また、今回ノアが持ちこんだ物は見たところ出来は良いが、あくまで試作品であり実戦で使用した経験のないものだけにどんな問題点があるのかはまだわからない面も多い。
他にも敷き布の類が無く床部分は地面がむき出しになっているので実際に使用する場合は床布を追加で持ち込む必要もあるだろう。

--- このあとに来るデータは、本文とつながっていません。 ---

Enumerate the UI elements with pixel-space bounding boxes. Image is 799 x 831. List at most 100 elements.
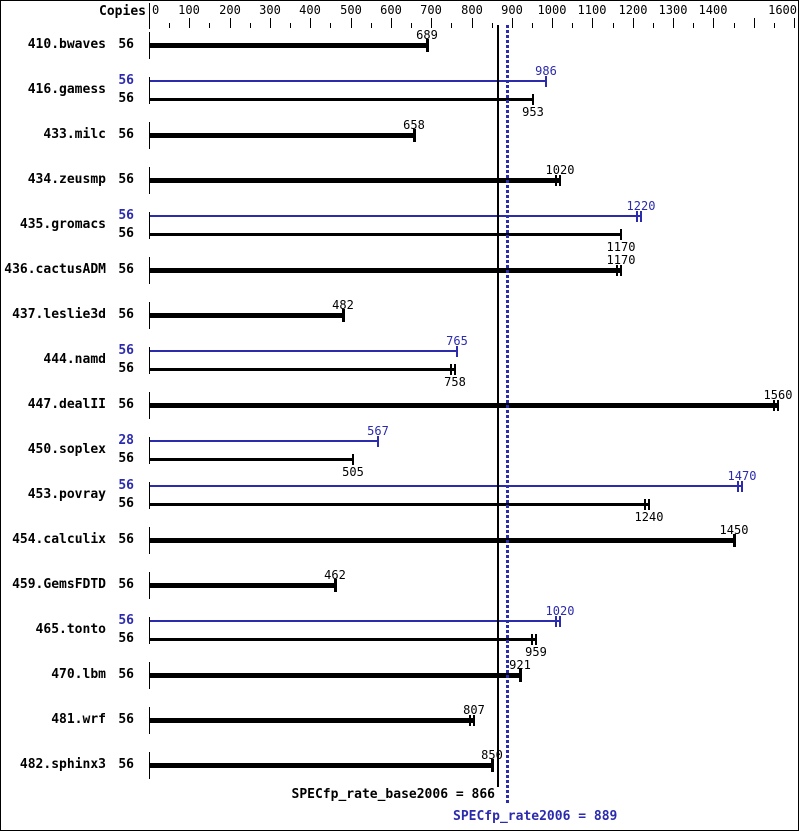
bar-end-cap [377, 436, 379, 447]
axis-major-tick [189, 18, 190, 28]
benchmark-label: 450.soplex [27, 442, 106, 457]
bar-end-tick [620, 265, 622, 276]
bar-end-cap [519, 669, 522, 682]
axis-major-tick [351, 18, 352, 28]
bar-end-tick [559, 175, 561, 186]
bar-end-tick [531, 634, 533, 645]
bar-end-tick [469, 715, 471, 726]
y-axis-origin-line [149, 3, 150, 29]
bar-end-cap [733, 534, 736, 547]
row-axis-segment [149, 707, 150, 734]
bar-end-tick [559, 616, 561, 627]
axis-tick-label: 800 [461, 3, 483, 17]
axis-minor-tick [330, 23, 331, 28]
bar-end-cap [545, 76, 547, 87]
bar-value-label: 1240 [634, 510, 664, 524]
copies-value: 56 [118, 172, 134, 187]
base-bar [150, 583, 336, 588]
base-bar [150, 98, 534, 101]
peak-bar [150, 215, 642, 217]
base-bar [150, 538, 735, 543]
peak-bar [150, 80, 547, 82]
bar-value-label: 482 [332, 298, 354, 312]
copies-value: 56 [118, 451, 134, 466]
benchmark-label: 435.gromacs [19, 217, 106, 232]
axis-major-tick [310, 18, 311, 28]
axis-tick-label: 500 [340, 3, 362, 17]
bar-end-cap [413, 129, 416, 142]
copies-value: 56 [118, 631, 134, 646]
axis-minor-tick [371, 23, 372, 28]
row-axis-segment [149, 662, 150, 689]
axis-major-tick [472, 18, 473, 28]
benchmark-label: 444.namd [43, 352, 106, 367]
bar-end-cap [334, 579, 337, 592]
axis-minor-tick [734, 23, 735, 28]
bar-end-cap [352, 454, 354, 465]
axis-minor-tick [169, 23, 170, 28]
axis-minor-tick [492, 23, 493, 28]
bar-end-cap [426, 39, 429, 52]
bar-end-tick [555, 616, 557, 627]
copies-value: 56 [118, 667, 134, 682]
axis-tick-label: 900 [501, 3, 523, 17]
bar-end-cap [532, 94, 534, 105]
bar-value-label: 567 [367, 424, 389, 438]
base-bar [150, 368, 456, 371]
row-axis-segment [149, 32, 150, 59]
axis-tick-label: 0 [152, 3, 160, 17]
bar-end-tick [648, 499, 650, 510]
bar-end-tick [555, 175, 557, 186]
copies-value: 56 [118, 262, 134, 277]
axis-major-tick [754, 18, 755, 28]
base-bar [150, 403, 779, 408]
benchmark-label: 459.GemsFDTD [12, 577, 106, 592]
bar-value-label: 1560 [763, 388, 793, 402]
axis-minor-tick [290, 23, 291, 28]
peak-bar [150, 485, 743, 487]
row-axis-segment [149, 482, 150, 509]
copies-value: 56 [118, 397, 134, 412]
copies-value: 56 [118, 127, 134, 142]
base-bar [150, 233, 622, 236]
bar-end-tick [741, 481, 743, 492]
copies-value: 56 [118, 757, 134, 772]
axis-major-tick [592, 18, 593, 28]
bar-end-tick [773, 400, 775, 411]
bar-value-label: 959 [525, 645, 547, 659]
row-axis-segment [149, 527, 150, 554]
bar-value-label: 1450 [719, 523, 749, 537]
axis-major-tick [713, 18, 714, 28]
benchmark-label: 454.calculix [12, 532, 106, 547]
bar-value-label: 986 [535, 64, 557, 78]
bar-end-tick [535, 634, 537, 645]
bar-value-label: 658 [403, 118, 425, 132]
base-bar [150, 673, 521, 678]
base-bar [150, 638, 537, 641]
copies-value: 56 [118, 208, 134, 223]
row-axis-segment [149, 167, 150, 194]
base-bar [150, 718, 475, 723]
copies-value: 56 [118, 361, 134, 376]
benchmark-label: 482.sphinx3 [19, 757, 106, 772]
axis-minor-tick [250, 23, 251, 28]
benchmark-label: 434.zeusmp [27, 172, 106, 187]
base-bar [150, 133, 415, 138]
base-bar [150, 43, 428, 48]
base-bar [150, 268, 622, 273]
peak-rate-reference-line [506, 25, 509, 804]
bar-value-label: 765 [446, 334, 468, 348]
benchmark-label: 410.bwaves [27, 37, 106, 52]
peak-rate-result-label: SPECfp_rate2006 = 889 [453, 809, 618, 824]
copies-value: 56 [118, 91, 134, 106]
base-bar [150, 178, 561, 183]
row-axis-segment [149, 392, 150, 419]
copies-value: 56 [118, 532, 134, 547]
base-bar [150, 458, 354, 461]
copies-value: 56 [118, 712, 134, 727]
axis-tick-label: 600 [380, 3, 402, 17]
row-axis-segment [149, 347, 150, 374]
bar-end-cap [456, 346, 458, 357]
axis-major-tick [270, 18, 271, 28]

「では、組み立ての指南を頼む。本日より何日かかけて、実際に使えるかどうかを試してみるとしよう」
「それは問題ないけど・・・訓練場を占拠して大丈夫なの?」
「む・・・」
団長様の言葉に問いを返せば、難しい顔が浮かぶ。
人が二十人以上は寝転ぶことが可能なスペースを確保する天幕だ。
荷物や装備を含めて十人用としているが、それでも広さは結構ある。
十棟も建てれば広い訓練場とはいえ、半分以上の空間を占有することになってしまう。
「問題ありませんよ。組み立ての練習もですが、解体収納の訓練もしなければなりませんので。2、3を残して残りは仕舞っておけばいいでしょう」
「なるほど。確かに必要かも」
テントは作るのに苦戦する人も居るが、綺麗に収納するというのに苦労する人も少なくない。
寝袋にしても収納用の袋に入らないといったことも稀にあるため、撤収の練習も必要はあるのだろう。
「じゃあ、始めようか」
その一言に頷き、リベリオ団長が手早く組み分けの指示を飛ばし始めた。